Counting your steps with a tracker; checking into your favourite restaurant on Facebook; and swiping your security pass to get into work.
What do all these things have in common?
Data. And more specifically, its generation.
How do we characterise big data?
The concept is most commonly defined by the three Vs model:
- Volume, there’s lots of it
- Velocity, high speed creation or analysis
- Variety, drawn from a multitude of sources: documents, databases, sensors, wearable tech, social media
But it’s in the analysis of that data where the magic happens.
Why is big data important for property?
It’s possible to collect and analyse huge amounts of information about the built environment around us — opening a world of possibilities.
Big data can help identify patterns, market trends, customer preferences and other insights that we can use to improve building efficiency, reduce costs, analyse risk, predict behaviours and outcomes, as well as optimise business models and inform strategies.
It can ultimately help us design, build and adapt cities and infrastructure: fine-tuned to the way we live and need to get around.
In Arup’s A2 magazine, Francine Bennett, CEO and co-founder of big data specialists Mastodon C says: “Buildings, vehicles and mobile phones all have sensors in them that produce lots of data about what’s going on in the physical environment.
“Where you’ve got lots of data, you can find ways to make things work better — whether that’s personalising environments or finding efficiencies in the way you use resources.”
So, let’s take a look at just a small sample of organisations working in this area now.
Who’s working in this area?
Mastodon C | Helped the Energy Saving Trust make sense of information from trials looking at which energy saving approaches work best in the UK’s building stock.

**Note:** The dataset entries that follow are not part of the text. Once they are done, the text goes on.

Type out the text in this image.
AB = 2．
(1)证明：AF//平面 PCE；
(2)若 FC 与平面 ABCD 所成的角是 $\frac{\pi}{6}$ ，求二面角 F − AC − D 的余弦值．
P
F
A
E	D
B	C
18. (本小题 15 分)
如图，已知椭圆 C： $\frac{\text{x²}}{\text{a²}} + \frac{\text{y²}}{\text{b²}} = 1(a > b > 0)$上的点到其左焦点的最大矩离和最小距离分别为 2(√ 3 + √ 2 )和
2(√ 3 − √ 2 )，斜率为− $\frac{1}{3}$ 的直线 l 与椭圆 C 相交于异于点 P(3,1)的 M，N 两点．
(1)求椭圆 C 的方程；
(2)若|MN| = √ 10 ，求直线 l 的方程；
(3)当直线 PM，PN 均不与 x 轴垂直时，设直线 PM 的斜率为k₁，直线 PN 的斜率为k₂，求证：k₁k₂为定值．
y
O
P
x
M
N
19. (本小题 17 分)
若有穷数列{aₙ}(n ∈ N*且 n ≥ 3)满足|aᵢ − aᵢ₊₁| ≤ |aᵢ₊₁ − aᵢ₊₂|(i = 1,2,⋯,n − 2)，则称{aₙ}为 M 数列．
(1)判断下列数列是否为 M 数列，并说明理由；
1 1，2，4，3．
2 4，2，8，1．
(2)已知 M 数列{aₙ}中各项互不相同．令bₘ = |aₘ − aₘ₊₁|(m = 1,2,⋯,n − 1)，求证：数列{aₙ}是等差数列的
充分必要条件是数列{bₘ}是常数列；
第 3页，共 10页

The London-based company created and now operates a system using open source technology to gather data from more than 2,000 buildings and 18,500 sensors — 850 gigabytes to be precise — so EST can explore, chart and calculate performance across a range of indicators.
BuildingIQ | Developed an energy management system, together with the Commonwealth Scientific + Industrial Research Organisation to predict energy demand and directly adjust a building’s heating and ventilation system parameters in real time, making best use of energy. The US firm’s system continuously processes gigabytes of information from various sources including power meters, thermometers, pressure sensors as well as weather and cost data, in order to automatically reduce energy consumption, it says, by around 10% to 25%.
Arup | The National Assembly for Wales commissioned the property professional services firm to create mobile phone matrices to support two projects in Swansea and Newport — a scheme appraisal and local development plan. This work tracked footfall and journeys through these areas, using big data analysis to give deeper insights into how people use spaces.
SmartZip | The Californian firm says it helps estate agents target prospects by predicting home buying and selling behaviour using raw data from national sources, amounting to 1.3million gigabytes on more than 95 million homes and their owners across the US. Its predictive analytics engine examines this information, including variable such as consumer habits, equity, price trends and hobbies and interests, to find local seller signals and makes listing predictions for particular areas.